Quantas vezes ao longo da nossa existência enquanto profissionais do feito à
mão já não escutamos isso? É cem? Faz por vinte? Dá um desconto de 35%? E de
40%?
Não dá pra você fazer por metade do preço e me dar o frete de graça? Eu
tô aqui do lado, no Azerbaijão. Não dá? Ah vá!
Exageros à parte e outra parte nem tanto exagero, a verdade é que esse tipo
de pergunta com clima de proposta dói. Dói muito. Ai, como dói. Dói demais. E só
quem sente a pontada no esôfago pode traduzir tal sensação. Aliás, ela vem em
estágios:
- Primeiro estágio A IRA, como alguém tem coragem de reduzir meu produto a
nada ao ponto de ter a cara de pau de pedir um desconto praticamente do valor
dele? Quer de presente, neném? Vá se catar.
- Segundo estágio A BARGANHA, então nos voltamos para o nosso centro (quando o
encontramos), escolhemos um mantra, respiramos bem fundo e partimos para uma
contra proposta. Mesmo sabendo que, na maioria das vezes essa contra proposta
não é sequer compreendida ou respondida… Não sei ainda o que é pior. Porque
quando ela é respondida faz com que nos sintamos más, mesquinhas, bruxas cruéis
cruzando o céu com suas vassouras. Durma com um barulho desses. Aliás, tal
barulho encadeia o próximo estágio…
- Terceiro estágio A CULPA, você se pega pensando na vida da pessoa que pediu
o desconto, numa casa simples, necessitada daquela almofadinha bordada que você
não teve a bondade de vender por menos da metade do preço… Daí pensa, será que
era uma estrela internacional? Será que era a Madona disfarçada de compradora
comum? Deus! Terei eu deixado de vender uma almofada com desconto para o Prince?

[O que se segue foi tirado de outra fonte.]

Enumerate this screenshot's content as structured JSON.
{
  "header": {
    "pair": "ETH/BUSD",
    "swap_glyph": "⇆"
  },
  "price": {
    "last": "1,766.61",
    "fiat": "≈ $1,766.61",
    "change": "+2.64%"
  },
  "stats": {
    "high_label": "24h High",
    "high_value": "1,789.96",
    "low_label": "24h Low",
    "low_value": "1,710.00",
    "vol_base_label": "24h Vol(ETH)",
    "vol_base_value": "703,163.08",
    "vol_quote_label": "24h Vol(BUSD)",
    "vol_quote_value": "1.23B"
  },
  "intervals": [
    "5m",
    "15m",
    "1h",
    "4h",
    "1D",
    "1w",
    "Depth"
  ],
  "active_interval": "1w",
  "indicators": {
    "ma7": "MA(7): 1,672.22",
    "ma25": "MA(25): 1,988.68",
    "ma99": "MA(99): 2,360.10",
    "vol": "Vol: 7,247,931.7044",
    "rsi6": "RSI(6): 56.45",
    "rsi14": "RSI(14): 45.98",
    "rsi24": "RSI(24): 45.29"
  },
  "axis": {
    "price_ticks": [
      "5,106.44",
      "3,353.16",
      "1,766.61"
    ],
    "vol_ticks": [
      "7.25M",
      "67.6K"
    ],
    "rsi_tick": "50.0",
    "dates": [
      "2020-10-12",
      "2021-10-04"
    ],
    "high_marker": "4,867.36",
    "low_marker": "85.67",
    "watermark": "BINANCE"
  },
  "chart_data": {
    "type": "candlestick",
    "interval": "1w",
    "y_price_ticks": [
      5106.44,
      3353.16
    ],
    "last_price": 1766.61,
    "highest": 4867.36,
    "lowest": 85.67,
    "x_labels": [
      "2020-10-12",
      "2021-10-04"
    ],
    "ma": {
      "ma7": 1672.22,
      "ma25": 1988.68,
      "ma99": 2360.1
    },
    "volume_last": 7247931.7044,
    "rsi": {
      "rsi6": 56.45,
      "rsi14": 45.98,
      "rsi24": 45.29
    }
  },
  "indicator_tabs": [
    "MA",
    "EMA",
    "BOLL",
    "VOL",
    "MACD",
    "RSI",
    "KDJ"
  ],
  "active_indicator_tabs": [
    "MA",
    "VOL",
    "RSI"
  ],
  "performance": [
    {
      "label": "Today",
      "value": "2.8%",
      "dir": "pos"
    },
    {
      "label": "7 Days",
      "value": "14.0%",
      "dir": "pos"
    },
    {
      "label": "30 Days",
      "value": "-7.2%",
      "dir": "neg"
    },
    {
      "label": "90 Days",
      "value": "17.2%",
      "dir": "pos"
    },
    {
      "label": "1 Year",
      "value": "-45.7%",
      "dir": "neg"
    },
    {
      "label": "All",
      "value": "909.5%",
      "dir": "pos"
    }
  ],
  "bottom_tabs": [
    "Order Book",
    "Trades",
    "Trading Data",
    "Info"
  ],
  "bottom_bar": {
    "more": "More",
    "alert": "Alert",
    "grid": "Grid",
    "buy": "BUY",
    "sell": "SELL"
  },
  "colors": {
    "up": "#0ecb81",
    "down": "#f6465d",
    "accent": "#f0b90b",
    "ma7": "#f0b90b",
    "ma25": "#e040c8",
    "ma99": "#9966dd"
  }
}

Ou pior, para a Duquesa de Cambridge? Não. Não, claro que não. Isso é só um
delírio da culpa. Culpa por não ter praticamente dado de graça um produto que
demorei semanas pra fazer entre pesquisas, compras de tecidos, desenhos,
bordados… Que espécie de pessoa se negaria a dar de graça seu ganha pão? Só uma
bruxa mesmo. Ah tá!
- O último estágio é um final feliz, normalmente a hora em que alguém sem
titubear joga no carrinho aquele produto ex fruto da ira, da barganha e da
culpa, transformando aquela transação comercial em um momento inesquecível de
felicidade e regozijo. Ai, como eu sou feliz!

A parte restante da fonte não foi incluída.